I'm guessing that RPG.net is a bigger roleplaying forum, but their D&D forum is likely smaller than EN World.

Just curious.


----------



## Lwaxy (Jan 27, 2016)

I didn't consider the WoTC forums that big, or active. At least the few times I went there it was rather slow going.


----------



## PlzBreakMyCampaign (Dec 13, 2016)

Lwaxy is correct. 339 imploded and all the users went to BG/minmax.com

I wasn't aware there was much activity on enworld besides saving things from the long defunct WotC forums. For instance, I don't see a new handbook on the forum with largest clumping of D&D, while there was a new samurai handbook on minmax yesterday.


----------



## Morrus (Dec 13, 2016)

I can't speak for any other forums - I know there are very large Facebook groups and Reddit groups and stuff. We have about 200,000 members, nearly 7-million posts, and get a few thousand posts per day and several million visits per month, but I couldn't tell you how that stacks up. We usually have between 1,000 and 2,000 users online at any given time (right now it's 1,155).

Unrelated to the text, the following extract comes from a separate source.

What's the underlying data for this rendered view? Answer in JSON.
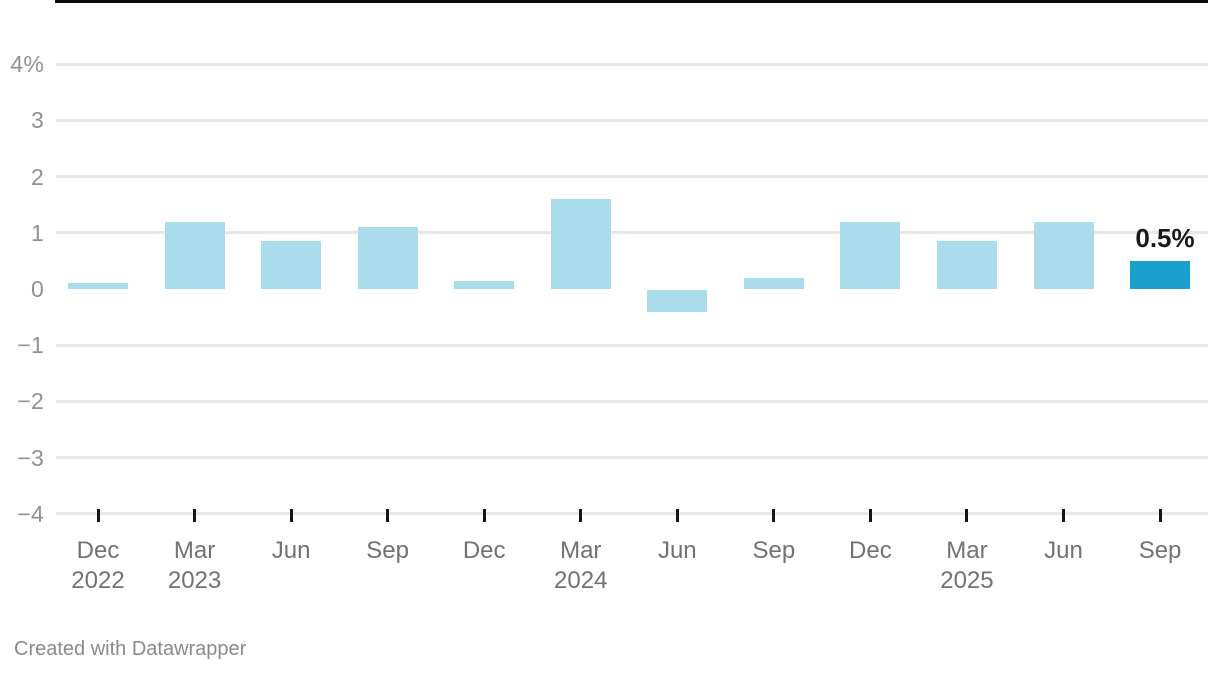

Alexa (not that I'd rely on those stats for anything) puts EN World at global site rank 35,920; RPGnet at 53,939; minmax boards at 305,036; and Giant in the Playground in the lead at 11,648. 

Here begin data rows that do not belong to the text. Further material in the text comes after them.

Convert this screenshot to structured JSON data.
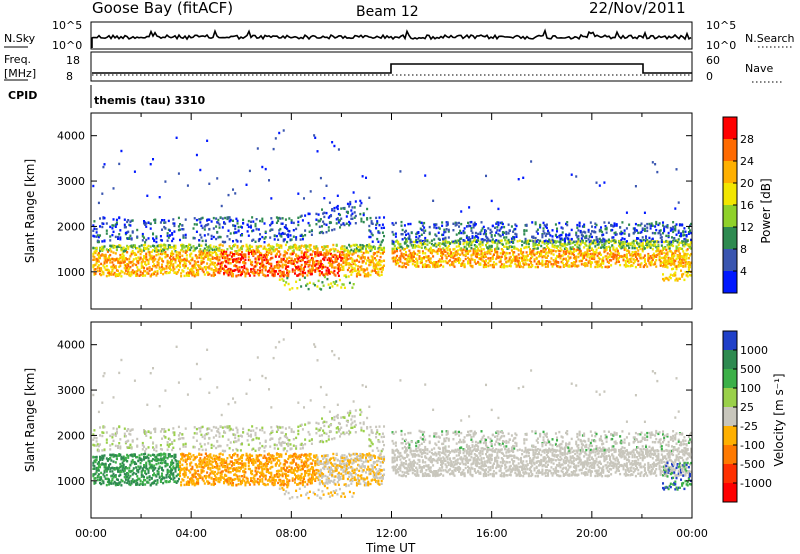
{
  "header": {
    "site": "Goose Bay (fitACF)",
    "beam": "Beam 12",
    "date": "22/Nov/2011"
  },
  "status_panels": {
    "nsky_label": "N.Sky",
    "nsky_ticks": [
      "10^5",
      "10^0"
    ],
    "nsearch_label": "N.Search",
    "nsearch_ticks": [
      "10^5",
      "10^0"
    ],
    "freq_label_line1": "Freq.",
    "freq_label_line2": "[MHz]",
    "freq_ticks": [
      "18",
      "8"
    ],
    "nave_label": "Nave",
    "nave_ticks": [
      "60",
      "0"
    ],
    "cpid_label": "CPID",
    "cpid_text": "themis (tau) 3310"
  },
  "chart_data": [
    {
      "type": "heatmap",
      "ylabel": "Slant Range [km]",
      "y_ticks": [
        "1000",
        "2000",
        "3000",
        "4000"
      ],
      "ylim": [
        180,
        4500
      ],
      "xlim": [
        0,
        24
      ],
      "colorbar_label": "Power [dB]",
      "colorbar_ticks": [
        "28",
        "24",
        "20",
        "16",
        "12",
        "8",
        "4"
      ],
      "colorbar_colors": [
        "#ff0000",
        "#ff6a00",
        "#ffb000",
        "#f2e600",
        "#8fd12a",
        "#2e8a50",
        "#3a56b0",
        "#0018ff"
      ]
    },
    {
      "type": "heatmap",
      "ylabel": "Slant Range [km]",
      "y_ticks": [
        "1000",
        "2000",
        "3000",
        "4000"
      ],
      "ylim": [
        180,
        4500
      ],
      "xlim": [
        0,
        24
      ],
      "colorbar_label": "Velocity [m s⁻¹]",
      "colorbar_ticks": [
        "1000",
        "500",
        "100",
        "25",
        "-25",
        "-100",
        "-500",
        "-1000"
      ],
      "colorbar_colors": [
        "#2040c8",
        "#2e8a50",
        "#3cb048",
        "#9ad04a",
        "#c8c6bc",
        "#ffb000",
        "#ff7a00",
        "#ff3000",
        "#ff0000"
      ]
    }
  ],
  "x_axis": {
    "ticks": [
      "00:00",
      "04:00",
      "08:00",
      "12:00",
      "16:00",
      "20:00",
      "00:00"
    ],
    "label": "Time UT"
  }
}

If you count Pathfinder, Paizo slips in ahead of us but behind GitP at 25,907.

I would agree that RPGnet's non-D&D forum is more active (ours is very quiet), but our D&D forum is more active. That's pretty much been true for the last 16 years.


----------



## Morrus (Dec 13, 2016)

(I'd agree that while the WotC forums were the biggest about a decade ago, they were a shadow of their former selves when they closed).


----------



## pdzoch (Dec 13, 2016)

Morrus said:


> I would agree that RPGnet's non-D&D forum is more active (ours is very quiet), but our D&D forum is more active. That's pretty much been true for the last 16 years.




I think this is the strength of EN World, and I think it is fairly consistent with Eric's original vision for the site. I think those focused on D&D find their home here best compared to the other sites.  Especially after the poorly managed WOTC site closed.  The traffic on the other sites are so diverse (game-wise) it can almost become distracting (if not overwhelming) for anyone who primarily plays D&D in one of its several editions.


----------



## CapnZapp (Dec 14, 2016)

PlzBreakMyCampaign said:


> Lwaxy is correct. 339 imploded



I had to google that:

_"339" refers to the pre-Gleemax Character Optimization forums, because of the number in the board's URL._

So Plz is talking about the WotC boards, or at least the WotC boards at a certain time.


----------